Why some supporters’ groups have criticised Socios
Chasing engagement from overseas fans by partnering with Socios has not gone down well with some domestic supporters.
The Football Supporters’ Association (FSA), which helped the Department for Culture, Media and Sport draw up guidelines for clubs to engage with fans, has said: “Socios attempts to monetise fan engagement which the leagues and clubs have committed to doing for free. There should be no financial barrier to engaging with your football club.”
When West Ham United announced in 2019 it had become the first Premier League club to partner with Socios, a coalition of Hammers fan groups launched a “Don’t Pay To Have Your Say” campaign. The club and Socios decided not to go ahead with the West Ham fan token.
The Arsenal Supporters’ Trust, meanwhile, gave the announcement of its club’s plans to join the platform a cool response.
“It is a concern that the club is trying to monetarise fan opinion and engagement,” said the AST, who added it had not been consulted on the decision.
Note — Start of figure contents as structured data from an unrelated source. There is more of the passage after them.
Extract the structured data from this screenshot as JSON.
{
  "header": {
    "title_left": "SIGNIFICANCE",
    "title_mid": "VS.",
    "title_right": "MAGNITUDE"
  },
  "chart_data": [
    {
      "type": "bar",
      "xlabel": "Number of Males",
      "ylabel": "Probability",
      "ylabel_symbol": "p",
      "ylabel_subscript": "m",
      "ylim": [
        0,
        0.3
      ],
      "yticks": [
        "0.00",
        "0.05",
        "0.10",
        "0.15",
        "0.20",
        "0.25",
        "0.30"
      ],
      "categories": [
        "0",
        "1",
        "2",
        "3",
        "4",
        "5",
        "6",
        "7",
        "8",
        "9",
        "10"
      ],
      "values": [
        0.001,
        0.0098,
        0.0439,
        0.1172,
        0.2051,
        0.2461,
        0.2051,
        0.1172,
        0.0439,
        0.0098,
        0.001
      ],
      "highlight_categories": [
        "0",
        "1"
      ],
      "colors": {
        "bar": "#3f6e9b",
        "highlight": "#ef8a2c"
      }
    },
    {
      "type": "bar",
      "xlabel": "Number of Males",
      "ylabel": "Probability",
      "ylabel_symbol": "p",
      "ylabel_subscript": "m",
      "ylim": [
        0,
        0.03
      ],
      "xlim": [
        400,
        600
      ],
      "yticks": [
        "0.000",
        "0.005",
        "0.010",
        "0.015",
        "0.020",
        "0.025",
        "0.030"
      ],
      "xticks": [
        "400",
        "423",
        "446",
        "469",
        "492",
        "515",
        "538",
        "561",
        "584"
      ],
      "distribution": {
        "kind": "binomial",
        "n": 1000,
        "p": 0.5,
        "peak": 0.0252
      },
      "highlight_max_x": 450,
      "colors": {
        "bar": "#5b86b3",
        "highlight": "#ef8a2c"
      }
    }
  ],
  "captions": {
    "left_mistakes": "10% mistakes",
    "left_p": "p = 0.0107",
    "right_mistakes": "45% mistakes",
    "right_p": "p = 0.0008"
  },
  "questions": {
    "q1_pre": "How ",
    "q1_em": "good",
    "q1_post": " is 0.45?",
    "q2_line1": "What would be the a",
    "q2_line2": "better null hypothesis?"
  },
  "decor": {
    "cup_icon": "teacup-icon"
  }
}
Just months ago, clubs including Arsenal vowed to engage more with fans after their vigorous opposition helped derail the European Super League project.
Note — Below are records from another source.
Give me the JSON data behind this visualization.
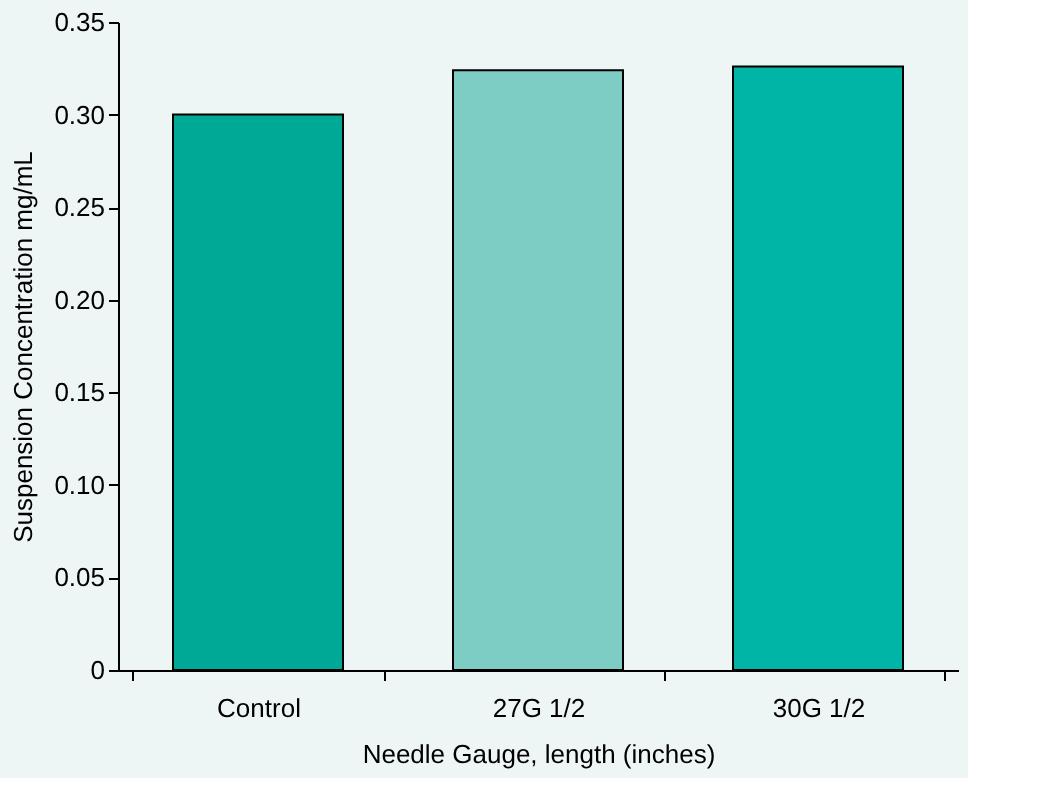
{
  "chart_data": {
    "type": "bar",
    "xlabel": "Needle Gauge, length (inches)",
    "ylabel": "Suspension Concentration mg/mL",
    "categories": [
      "Control",
      "27G 1/2",
      "30G 1/2"
    ],
    "values": [
      0.3,
      0.324,
      0.326
    ],
    "colors": [
      "#00a896",
      "#7ecdc4",
      "#00b5a6"
    ],
    "ylim": [
      0,
      0.35
    ],
    "yticks": [
      0,
      0.05,
      {
        "value": 0.1,
        "label": "0.10"
      },
      0.15,
      {
        "value": 0.2,
        "label": "0.20"
      },
      0.25,
      {
        "value": 0.3,
        "label": "0.30"
      },
      0.35
    ],
    "grid": false
  }
}
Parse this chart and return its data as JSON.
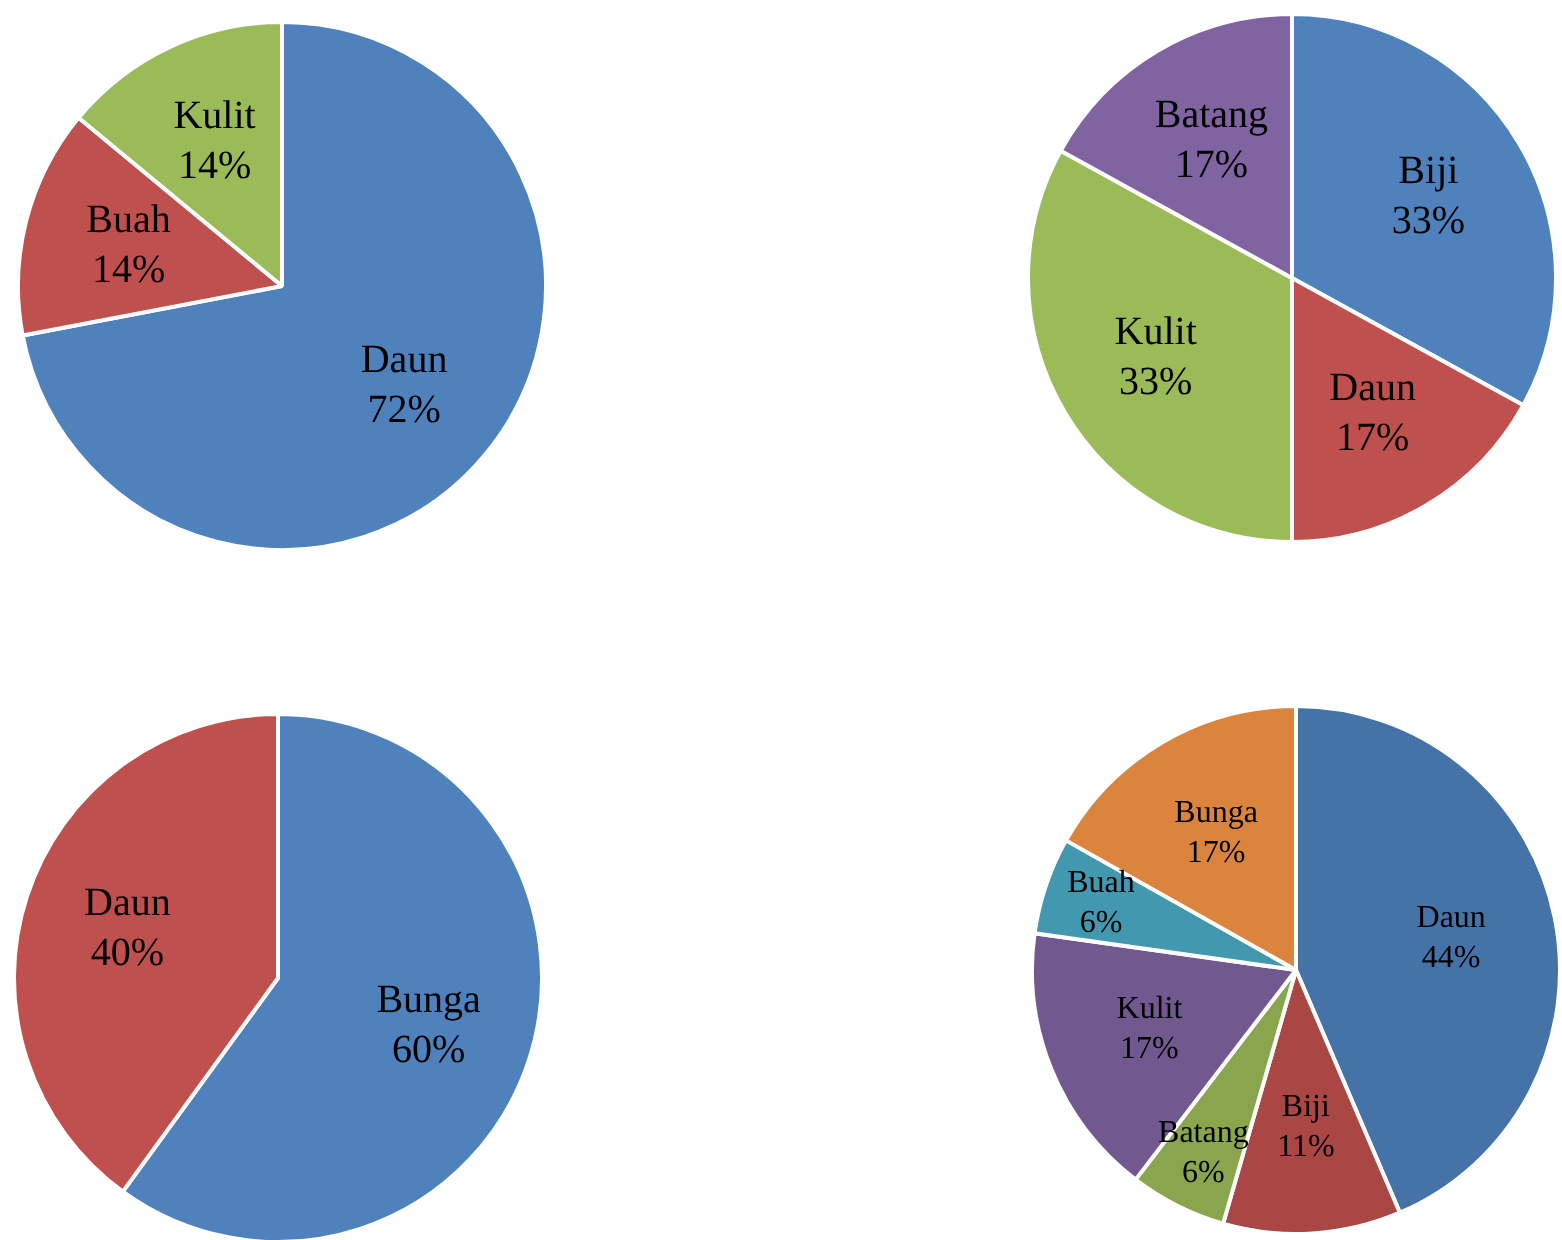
{
  "chart_data": [
    {
      "type": "pie",
      "categories": [
        "Daun",
        "Buah",
        "Kulit"
      ],
      "values": [
        72,
        14,
        14
      ],
      "value_labels": [
        "72%",
        "14%",
        "14%"
      ],
      "colors": [
        "#4f81bd",
        "#c0504d",
        "#9bbb59"
      ],
      "legend": false
    },
    {
      "type": "pie",
      "categories": [
        "Biji",
        "Daun",
        "Kulit",
        "Batang"
      ],
      "values": [
        33,
        17,
        33,
        17
      ],
      "value_labels": [
        "33%",
        "17%",
        "33%",
        "17%"
      ],
      "colors": [
        "#4f81bd",
        "#c0504d",
        "#9bbb59",
        "#8064a2"
      ],
      "legend": false
    },
    {
      "type": "pie",
      "categories": [
        "Bunga",
        "Daun"
      ],
      "values": [
        60,
        40
      ],
      "value_labels": [
        "60%",
        "40%"
      ],
      "colors": [
        "#4f81bd",
        "#c0504d"
      ],
      "legend": false
    },
    {
      "type": "pie",
      "categories": [
        "Daun",
        "Biji",
        "Batang",
        "Kulit",
        "Buah",
        "Bunga"
      ],
      "values": [
        44,
        11,
        6,
        17,
        6,
        17
      ],
      "value_labels": [
        "44%",
        "11%",
        "6%",
        "17%",
        "6%",
        "17%"
      ],
      "colors": [
        "#4572a7",
        "#aa4643",
        "#89a54e",
        "#71588f",
        "#4198af",
        "#db843d"
      ],
      "legend": false
    }
  ]
}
That episode has also shaped the recommendations of a UK fan-led review of football governance, currently being led by former sports minister Tracey Crouch.
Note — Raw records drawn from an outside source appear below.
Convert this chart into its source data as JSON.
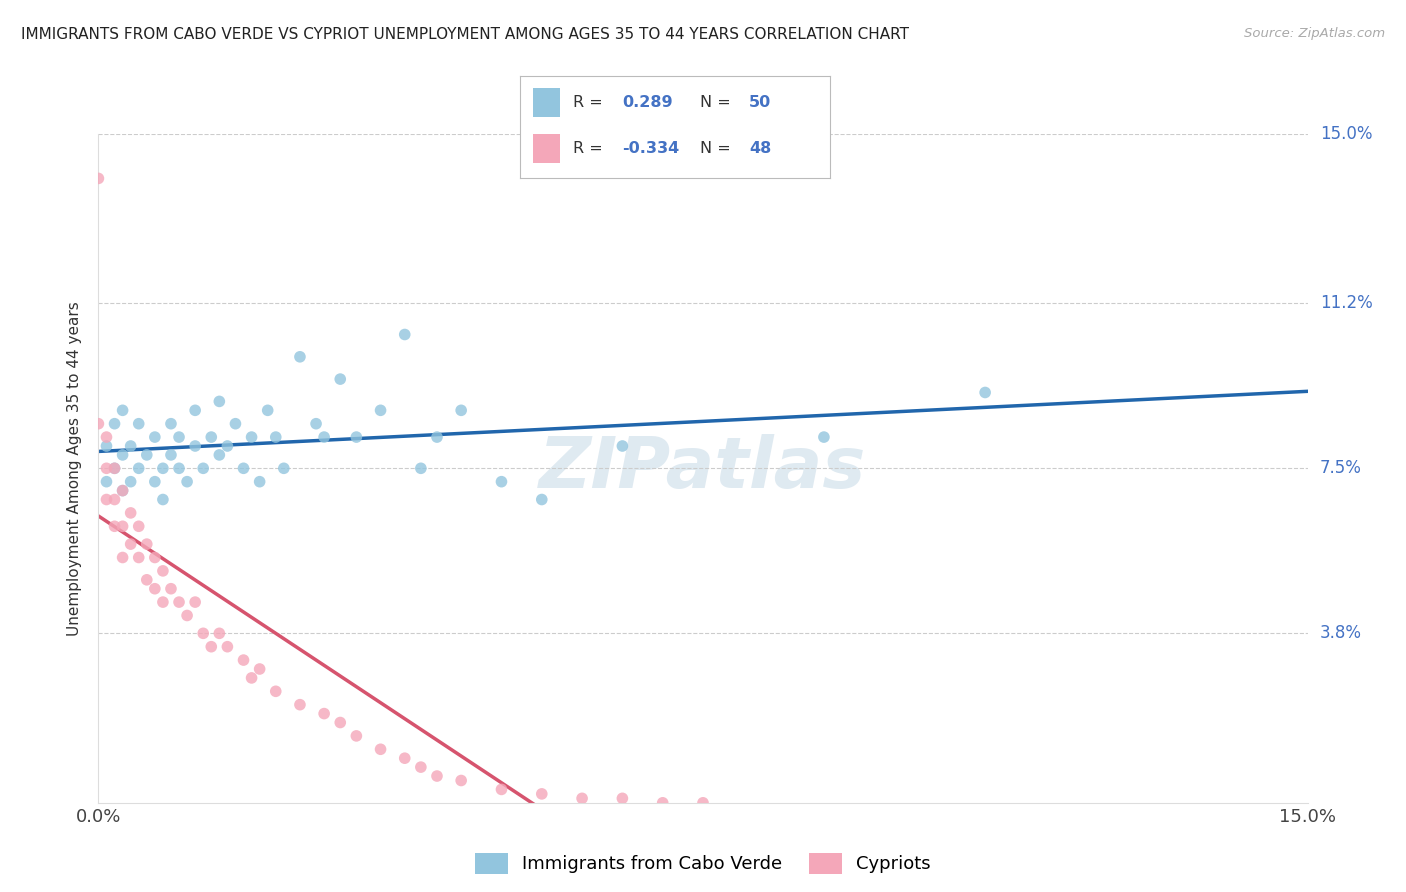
{
  "title": "IMMIGRANTS FROM CABO VERDE VS CYPRIOT UNEMPLOYMENT AMONG AGES 35 TO 44 YEARS CORRELATION CHART",
  "source": "Source: ZipAtlas.com",
  "ylabel": "Unemployment Among Ages 35 to 44 years",
  "xmin": 0.0,
  "xmax": 0.15,
  "ymin": 0.0,
  "ymax": 0.15,
  "ytick_vals": [
    0.0,
    0.038,
    0.075,
    0.112,
    0.15
  ],
  "ytick_labels_right": [
    "",
    "3.8%",
    "7.5%",
    "11.2%",
    "15.0%"
  ],
  "legend_label1": "Immigrants from Cabo Verde",
  "legend_label2": "Cypriots",
  "R1": "0.289",
  "N1": "50",
  "R2": "-0.334",
  "N2": "48",
  "color_blue": "#92c5de",
  "color_pink": "#f4a7b9",
  "trendline_color_blue": "#2166ac",
  "trendline_color_pink": "#d6546e",
  "watermark": "ZIPatlas",
  "blue_points_x": [
    0.001,
    0.001,
    0.002,
    0.002,
    0.003,
    0.003,
    0.003,
    0.004,
    0.004,
    0.005,
    0.005,
    0.006,
    0.007,
    0.007,
    0.008,
    0.008,
    0.009,
    0.009,
    0.01,
    0.01,
    0.011,
    0.012,
    0.012,
    0.013,
    0.014,
    0.015,
    0.015,
    0.016,
    0.017,
    0.018,
    0.019,
    0.02,
    0.021,
    0.022,
    0.023,
    0.025,
    0.027,
    0.028,
    0.03,
    0.032,
    0.035,
    0.038,
    0.04,
    0.042,
    0.045,
    0.05,
    0.055,
    0.065,
    0.09,
    0.11
  ],
  "blue_points_y": [
    0.072,
    0.08,
    0.075,
    0.085,
    0.07,
    0.078,
    0.088,
    0.072,
    0.08,
    0.075,
    0.085,
    0.078,
    0.072,
    0.082,
    0.075,
    0.068,
    0.078,
    0.085,
    0.075,
    0.082,
    0.072,
    0.08,
    0.088,
    0.075,
    0.082,
    0.078,
    0.09,
    0.08,
    0.085,
    0.075,
    0.082,
    0.072,
    0.088,
    0.082,
    0.075,
    0.1,
    0.085,
    0.082,
    0.095,
    0.082,
    0.088,
    0.105,
    0.075,
    0.082,
    0.088,
    0.072,
    0.068,
    0.08,
    0.082,
    0.092
  ],
  "pink_points_x": [
    0.0,
    0.0,
    0.001,
    0.001,
    0.001,
    0.002,
    0.002,
    0.002,
    0.003,
    0.003,
    0.003,
    0.004,
    0.004,
    0.005,
    0.005,
    0.006,
    0.006,
    0.007,
    0.007,
    0.008,
    0.008,
    0.009,
    0.01,
    0.011,
    0.012,
    0.013,
    0.014,
    0.015,
    0.016,
    0.018,
    0.019,
    0.02,
    0.022,
    0.025,
    0.028,
    0.03,
    0.032,
    0.035,
    0.038,
    0.04,
    0.042,
    0.045,
    0.05,
    0.055,
    0.06,
    0.065,
    0.07,
    0.075
  ],
  "pink_points_y": [
    0.14,
    0.085,
    0.082,
    0.075,
    0.068,
    0.075,
    0.068,
    0.062,
    0.07,
    0.062,
    0.055,
    0.065,
    0.058,
    0.062,
    0.055,
    0.058,
    0.05,
    0.055,
    0.048,
    0.052,
    0.045,
    0.048,
    0.045,
    0.042,
    0.045,
    0.038,
    0.035,
    0.038,
    0.035,
    0.032,
    0.028,
    0.03,
    0.025,
    0.022,
    0.02,
    0.018,
    0.015,
    0.012,
    0.01,
    0.008,
    0.006,
    0.005,
    0.003,
    0.002,
    0.001,
    0.001,
    0.0,
    0.0
  ]
}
When the Arsenal-Socios deal was announced, the FSA tweeted: “One day saying you’re committed to supporter engagement. The next day, trying to monetise it.”
‘Gimmicky? Sometimes. But not a gateway to Bitcoin trading’
Socios emphasises that is not just about influencing decisions at a team; it also offers unique prizes and experiences, and promises to connect a like-minded community.
Dreyfus says that Socios users will not supersede or silence other supporter voices since all season ticket-holders or members of partner teams are offered a free fan token.
But he also dismisses the company’s critics as a disproportionately vocal minority, or “50 guys who make a noise”.
“The messaging of ‘we have to pay to have a say’ is not true,” he adds. “One: the people already engaging in a traditional way get a token for free. Two: some people – just in the UK – are complaining because for the first time they have a say and it’s thanks to us.”
Dreyfus says charging Socios users for influence “makes sense”. “Me giving my say in something that matters – of course it has a price. It’s valuable.”
He also rejects the suggestion that Socios overstates the influence its users have over teams, when many of the matters put to vote appear inconsequential.
The platform is transparent about what is and isn’t on offer, he says, and has pledged to teams that it will not meddle in sporting or business decisions.
“These kind of small things, are they gimmicky? Yes, sometimes they are, but it’s still more than what you had the day before.”
On the question of whether Socios encourages trading, he says: “Maybe. Some will hold their token forever, some will trade because there is a gamified element to it, so why not?”
It won’t make them start buying Bitcoin, though, he argues. “Does it educate you about the fact there’s a trading component involved with stock? Yeah, sure, probably, and that’s fine.”
Socios ‘no worse than Facebook or TikTok’, ‘here to stay’ and targeting US sports
Socios has more signings in the pipeline and, unlike some of its clients, it won’t stop when the transfer window closes next month.
It is preparing announcements for partnerships that have already been inked with multiple Premier League clubs and Dreyfus expects to agree more in August.
It has big plans for US sports, where it has struck deals with more than 20 teams, including some in the NFL, that are also waiting to be unveiled.
The company was close to a music partnership before the pandemic shut down concerts, he adds, but also intends to move into entertainment.
“We’ve proven that we are here to stay,” Dreyfus says he tells potential clients. “This is not about you believing it [or not] because it is happening. The question is whether you embrace it now or later.”
Despite the popularity of NFTs, Chiliz is committed to focusing on its share of the blockchain-enabled sports market.